Step by Step with the Stack

    5
   / \
  3   7
 / \
2   4
  1. Start at root (5). There’s a left child, go down: Stack: [5]

  2. Reach 3. Still has a left child, keep going: Stack: [5, 3]

  3. Reach 2. No left child, visit it (print it). Output: 2
    Stack: [5, 3]

  4. Back to 3. Visit node. Output: 2 → 3
    Stack: [5]

  5. Explore right child of 3 → 4. Visit it (no children). Output: 2 → 3 → 4
    Stack: [5]

  6. Back to 5. Visit node. Output: 2 → 3 → 4 → 5
    Stack: []

  7. Explore right child of 5 → 7.
    Visit it (no children). Final Output: 2 → 3 → 4 → 5 → 7


Final Result

The In-Order traversal of this tree returns the elements in ascending order:

👉 This guarantees the values are visited in sorted order.

B + Tree


Important Note: Theory vs. Production Practice

A BST works very well as an academic concept or for in-memory structures (RAM), where some tree height is acceptable.

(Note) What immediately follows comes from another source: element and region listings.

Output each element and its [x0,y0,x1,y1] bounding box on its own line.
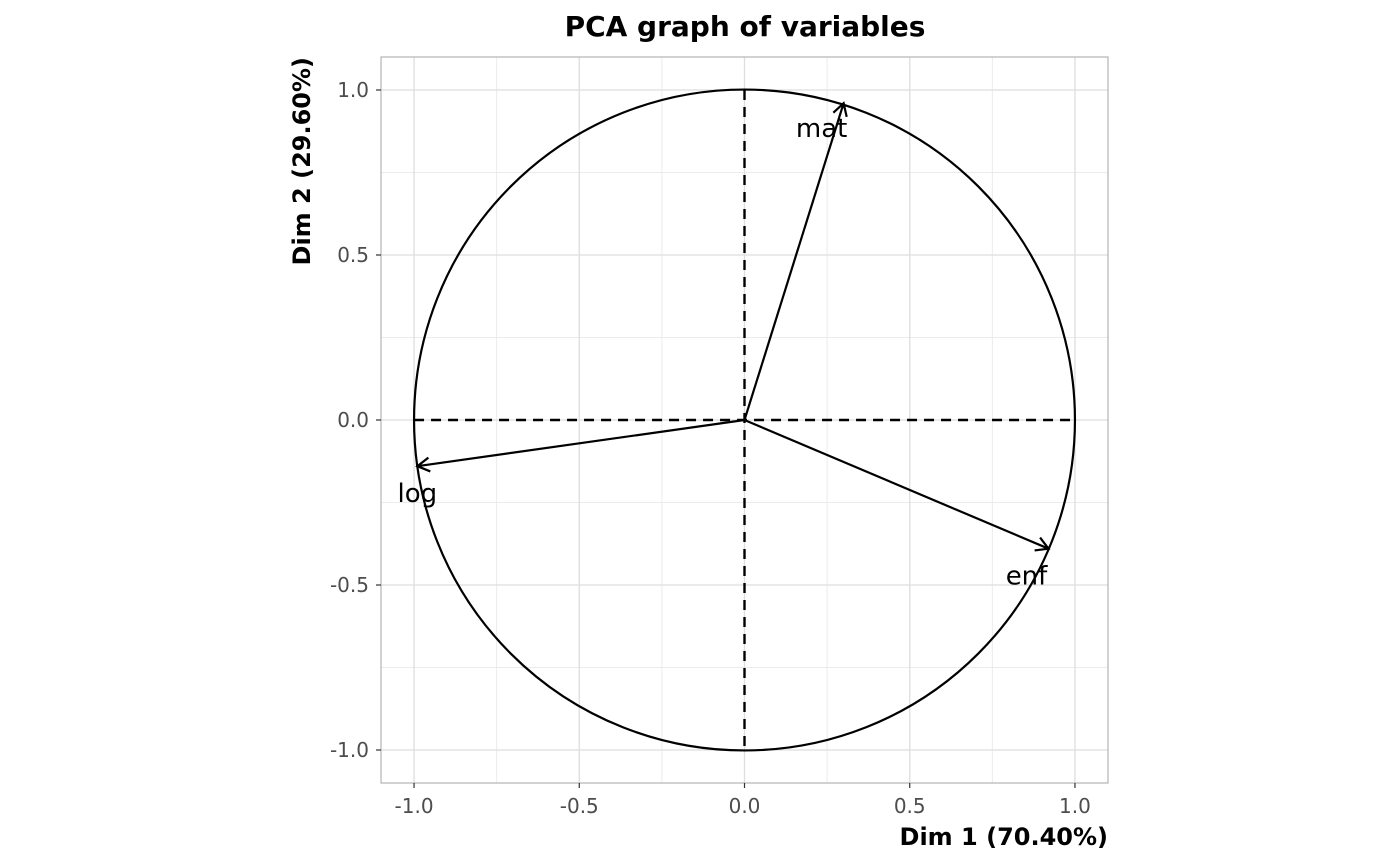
arrow-head-mat [832,101,848,118]
variable-labels: mat log enf [398,114,1049,592]
x-tick-label: 0.5 [894,794,926,818]
y-axis-ticks: -1.0 -0.5 0.0 0.5 1.0 [330,78,381,762]
arrow-shaft-mat [743,102,845,421]
y-tick-label: 1.0 [337,78,369,102]
x-tick-label: 0.0 [729,794,761,818]
x-axis-title: Dim 1 (70.40%) [900,823,1108,851]
y-tick-label: 0.0 [337,408,369,432]
x-tick-label: 1.0 [1059,794,1091,818]
y-tick-label: 0.5 [337,243,369,267]
chart-title: PCA graph of variables [565,10,926,43]
arrow-shaft-enf [744,418,1049,550]
arrow-head-log [415,456,431,473]
correlation-circle [412,88,1077,752]
x-tick-label: -1.0 [395,794,434,818]
y-tick-label: -1.0 [330,738,369,762]
x-axis-ticks: -1.0 -0.5 0.0 0.5 1.0 [395,783,1091,818]
variable-label-log: log [398,479,438,509]
variable-arrows [415,101,1051,552]
arrow-enf [744,418,1051,552]
arrow-head-enf [1034,536,1051,552]
variable-label-mat: mat [796,114,847,144]
arrow-log [415,418,745,473]
x-tick-label: -0.5 [560,794,599,818]
variable-label-enf: enf [1006,562,1048,592]
y-axis-title: Dim 2 (29.60%) [288,57,316,265]
arrow-shaft-log [417,418,745,468]
arrow-mat [743,101,848,421]
y-tick-label: -0.5 [330,573,369,597]
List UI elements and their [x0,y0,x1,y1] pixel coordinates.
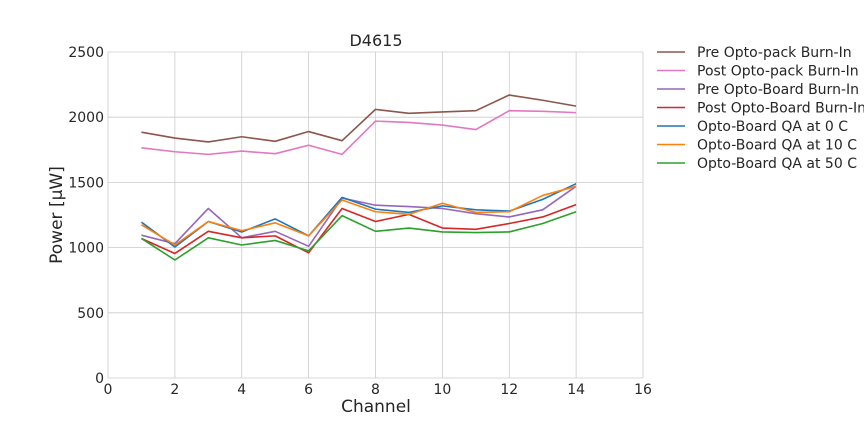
legend-item: Opto-Board QA at 0 C [657,119,848,135]
series-line-3 [141,185,577,248]
legend-item: Pre Opto-Board Burn-In [657,82,859,98]
y-tick-label: 2000 [68,110,104,126]
legend-item: Pre Opto-pack Burn-In [657,45,852,61]
chart-title: D4615 [349,31,402,50]
legend: Pre Opto-pack Burn-In Post Opto-pack Burn… [657,45,864,172]
x-tick-label: 12 [500,382,518,398]
y-tick-label: 1500 [68,175,104,191]
legend-item: Opto-Board QA at 50 C [657,156,857,172]
y-tick-label: 1000 [68,241,104,257]
x-tick-labels: 0 2 4 6 8 10 12 14 16 [104,382,652,398]
y-tick-label: 2500 [68,45,104,61]
legend-item: Post Opto-Board Burn-In [657,101,864,117]
x-tick-label: 4 [237,382,246,398]
series-line-4 [141,203,577,255]
legend-label: Opto-Board QA at 0 C [697,119,848,135]
legend-label: Pre Opto-Board Burn-In [697,82,859,98]
y-tick-label: 500 [77,306,104,322]
x-tick-label: 14 [567,382,585,398]
legend-label: Pre Opto-pack Burn-In [697,45,852,61]
x-tick-label: 16 [634,382,652,398]
x-tick-label: 0 [104,382,113,398]
x-axis-title: Channel [341,397,411,417]
x-tick-label: 2 [170,382,179,398]
series-line-1 [141,94,577,143]
y-tick-label: 0 [95,371,104,387]
y-tick-labels: 0 500 1000 1500 2000 2500 [68,45,104,387]
y-axis-title: Power [μW] [47,166,67,264]
legend-label: Opto-Board QA at 10 C [697,138,857,154]
grid-lines [107,51,644,379]
series-line-2 [141,109,577,156]
series-line-6 [141,185,577,246]
series-lines [140,94,577,261]
legend-item: Post Opto-pack Burn-In [657,64,859,80]
series-line-7 [141,210,577,261]
legend-label: Post Opto-Board Burn-In [697,101,864,117]
legend-label: Post Opto-pack Burn-In [697,64,859,80]
legend-item: Opto-Board QA at 10 C [657,138,857,154]
x-tick-label: 8 [371,382,380,398]
x-tick-label: 10 [433,382,451,398]
x-tick-label: 6 [304,382,313,398]
legend-label: Opto-Board QA at 50 C [697,156,857,172]
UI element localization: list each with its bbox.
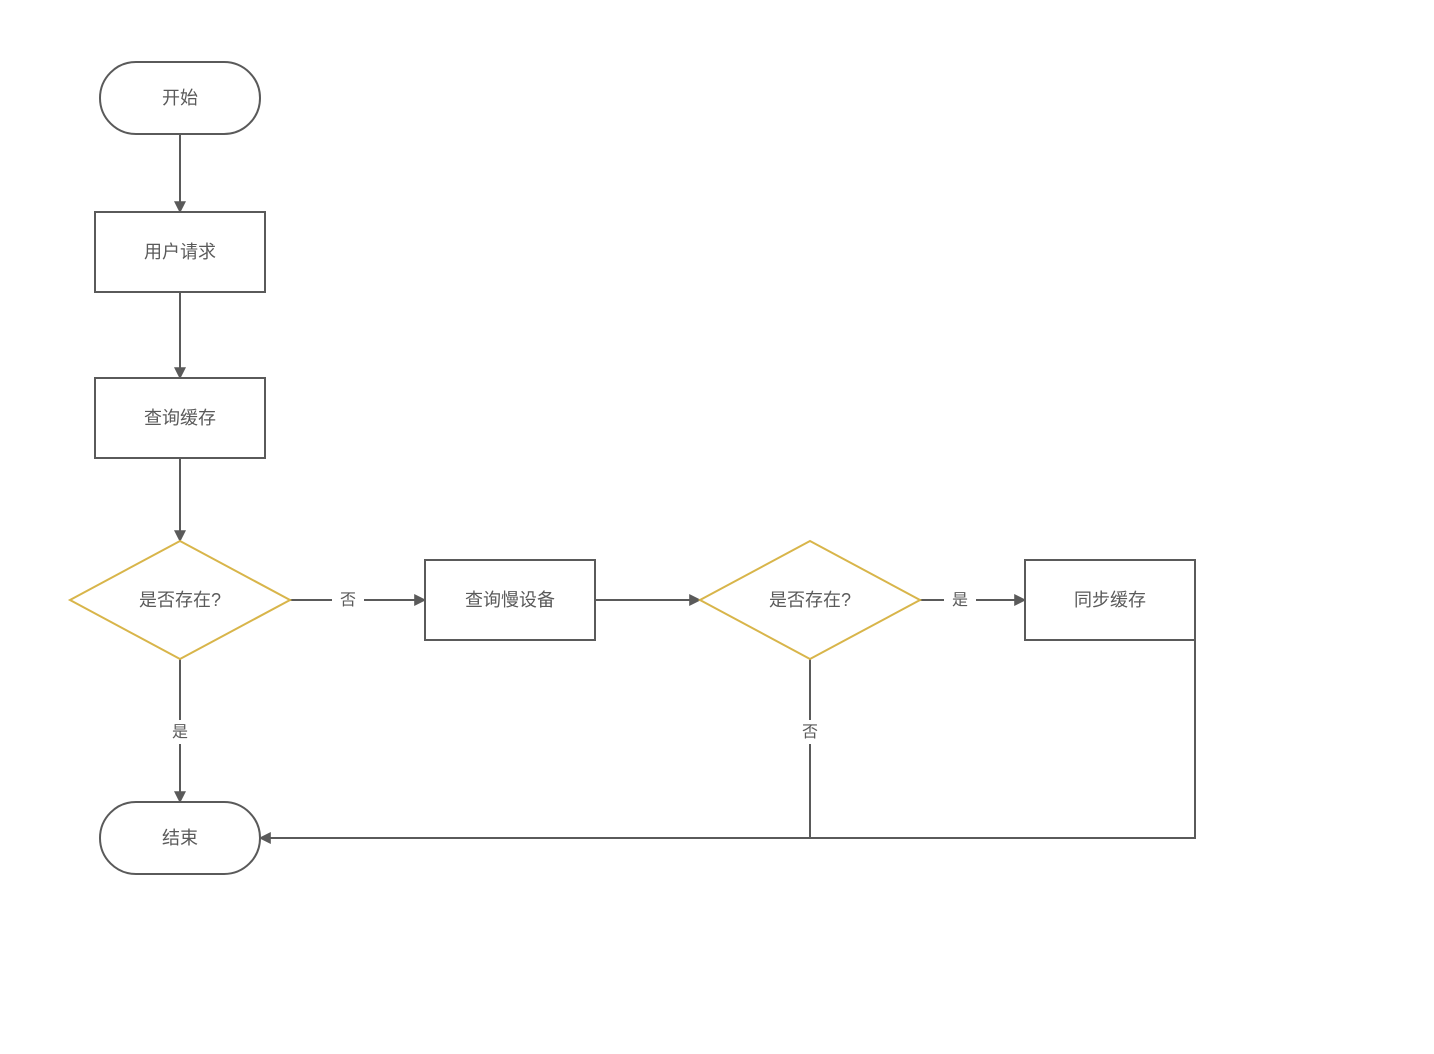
node-end: 结束 bbox=[100, 802, 260, 874]
node-start: 开始 bbox=[100, 62, 260, 134]
node-label-exists2: 是否存在? bbox=[769, 590, 851, 610]
edge-e8 bbox=[260, 659, 810, 838]
node-request: 用户请求 bbox=[95, 212, 265, 292]
node-label-exists1: 是否存在? bbox=[139, 590, 221, 610]
node-label-end: 结束 bbox=[162, 828, 198, 848]
edge-label-e5: 否 bbox=[340, 592, 356, 609]
edges-layer: 是否是否 bbox=[164, 134, 1195, 838]
node-exists1: 是否存在? bbox=[70, 541, 290, 659]
node-sync: 同步缓存 bbox=[1025, 560, 1195, 640]
node-label-sync: 同步缓存 bbox=[1074, 590, 1146, 610]
node-cache: 查询缓存 bbox=[95, 378, 265, 458]
node-slow: 查询慢设备 bbox=[425, 560, 595, 640]
edge-label-e7: 是 bbox=[952, 592, 968, 609]
node-label-slow: 查询慢设备 bbox=[465, 590, 555, 610]
node-label-request: 用户请求 bbox=[144, 242, 216, 262]
node-label-start: 开始 bbox=[162, 88, 198, 108]
node-exists2: 是否存在? bbox=[700, 541, 920, 659]
flowchart-canvas: 是否是否开始用户请求查询缓存是否存在?查询慢设备是否存在?同步缓存结束 bbox=[0, 0, 1434, 1054]
edge-label-e8: 否 bbox=[802, 724, 818, 741]
node-label-cache: 查询缓存 bbox=[144, 408, 216, 428]
edge-label-e4: 是 bbox=[172, 724, 188, 741]
nodes-layer: 开始用户请求查询缓存是否存在? 查询慢设备 是否存在? 同步缓存结束 bbox=[70, 62, 1195, 874]
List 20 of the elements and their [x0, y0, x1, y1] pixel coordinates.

But in production environments with real data (databases, file systems, disk storage, S3, etc.), using a raw BST is not efficient:

  • It can become unbalanced and very tall (degrading operations to O(n)).
  • Accessing disk data involves multiple costly jumps if the tree is deep.

That’s why in practice, we use balanced and disk-optimized structures, such as:

  • AVL / Red-Black Trees → when dynamic balance is needed in memory.
  • B-Trees / B+ Trees → in file systems and SQL databases.
  • HashMaps → in memory, for very fast key-based access (like caches).

B+ Trees in SQL and Databases

When talking about database engines like MySQL, PostgreSQL, or Oracle, one of the heroes behind efficient search is the B+ Tree.

What is a B+ Tree?

A B+ Tree is a balanced tree variant designed specifically for disk storage. Unlike BSTs or AVL trees, B+ Trees:

  • They have multiple keys per node (not just one).
  • Each node can have many children, reducing the height of the tree.
  • All the real keys (data) are located in the leaves.
  • Internal nodes (including the root) store only keys and pointers to guide the search; the actual data/rows are only in the leaves.
  • The leaves are linked together like a linked list, which allows easy traversal of the data in ranges.

B + Tree

Advantages in SQL

  1. Lower height = fewer disk accesses
    Each access to a node in a tree stored on disk implies a costly page read.
    By allowing more keys per node, the B+ Tree keeps the height very low and optimizes searches.

  2. Efficient ranges (BETWEEN, ORDER BY)
    Thanks to the fact that the leaves are linked, performing a range query (WHERE id BETWEEN 100 AND 200) becomes simply traversing that list of leaves, without needing to climb back up the tree.

  3. Indexes in SQL
    Most database engines implement their indexes using B+ Trees.
    When you create an index on a column (CREATE INDEX ...), you are actually building a B+ Tree that organizes those values for fast lookups.